Maurevert frissonna, jeta un regard d’angoisse autour de lui, comme s’il se fût attendu à voir soudain paraître celui qu’il redoutait, et il murmura:
– Tant que je serai à Paris, il y sera…
– Je ne te comprends pas, dit Guise d’un air narquois; mais je ne veux me souvenir que d’une chose: c’est que sur notre prise de la butte Saint-Roch, tu devais toucher deux cent mille livres, et que ces deux cent mille livres, tu les abandonnais pour avoir la joie de voir Pardaillan mort une bonne fois…

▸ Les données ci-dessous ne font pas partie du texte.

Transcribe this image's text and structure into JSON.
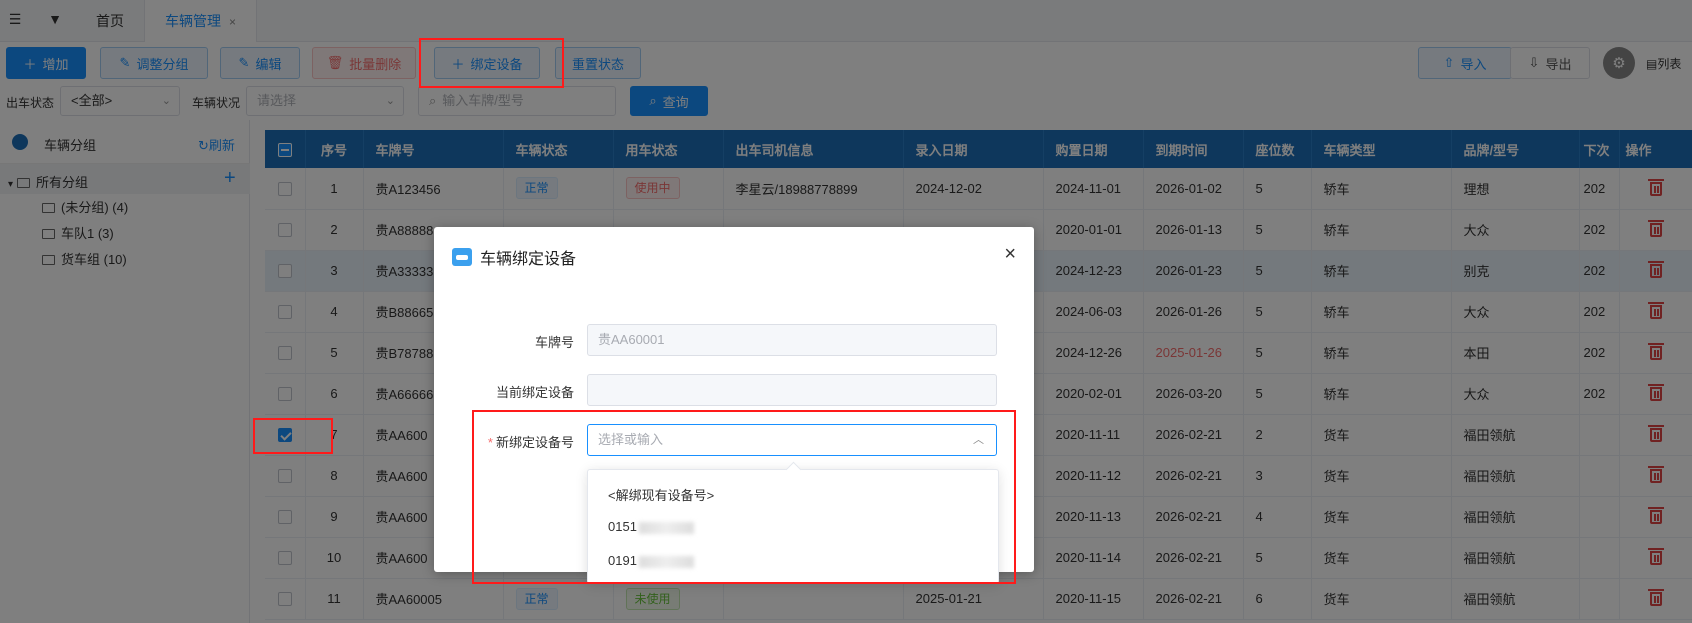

Ces paroles ramenèrent brusquement le duc au souvenir cuisant de la déception que Pardaillan lui avait ménagée. Il eut un geste de rage.
– Puisque cet homme est à Paris, puisque tu le hais, que ne le cherches-tu?… Aurais-tu peur… toi!
Maurevert pâlissant cherchait une réponse, lorsque le valet familier de Guise ouvrit la porte et annonça que Bussi-Leclerc, le gouverneur de la Bastille, venait d’arriver.
– Qu’il entre! qu’il entre!… Lui aussi doit avoir une dent féroce contre le Pardaillan, et il nous aidera…
– Monseigneur, fit en entrant Bussi-Leclerc qui avait entendu, pour ce qui est de la dent que vous dites, je vous la garantis, longue, aiguë et solide.
– Te voilà, mon pauvre crucifié, ricana le duc qui était sans pitié pour les mésaventures des autres, comment vas-tu? Par la barbe du pape, sais-tu que tu faisais une plaisante figure sur ton aile de moulin! Et Maineville! En poussait-il des cris! J’en ris encore lorsque j’y pense…
– Le spectacle devait être assurément fort galant, dit Bussi glacial.
– Ne te fâche pas, dit le duc en riant plus fort. Je te revois encore les pieds au ciel, la tête en bas, roulant des yeux terribles… allons, ne grince pas des dents, c’est moi qui t’ai détaché… il était temps, hein? tu t’es évanoui dans mes bras, toi le fort des forts!
– Hé, monseigneur, j’aurais voulu vous voir à ma place! Ficelé sur l’aile de l’infernal moulin… Le monde tournoyait, le ciel et la terre se confondaient dans un tourbillon… Je vous jure que c’était atroce.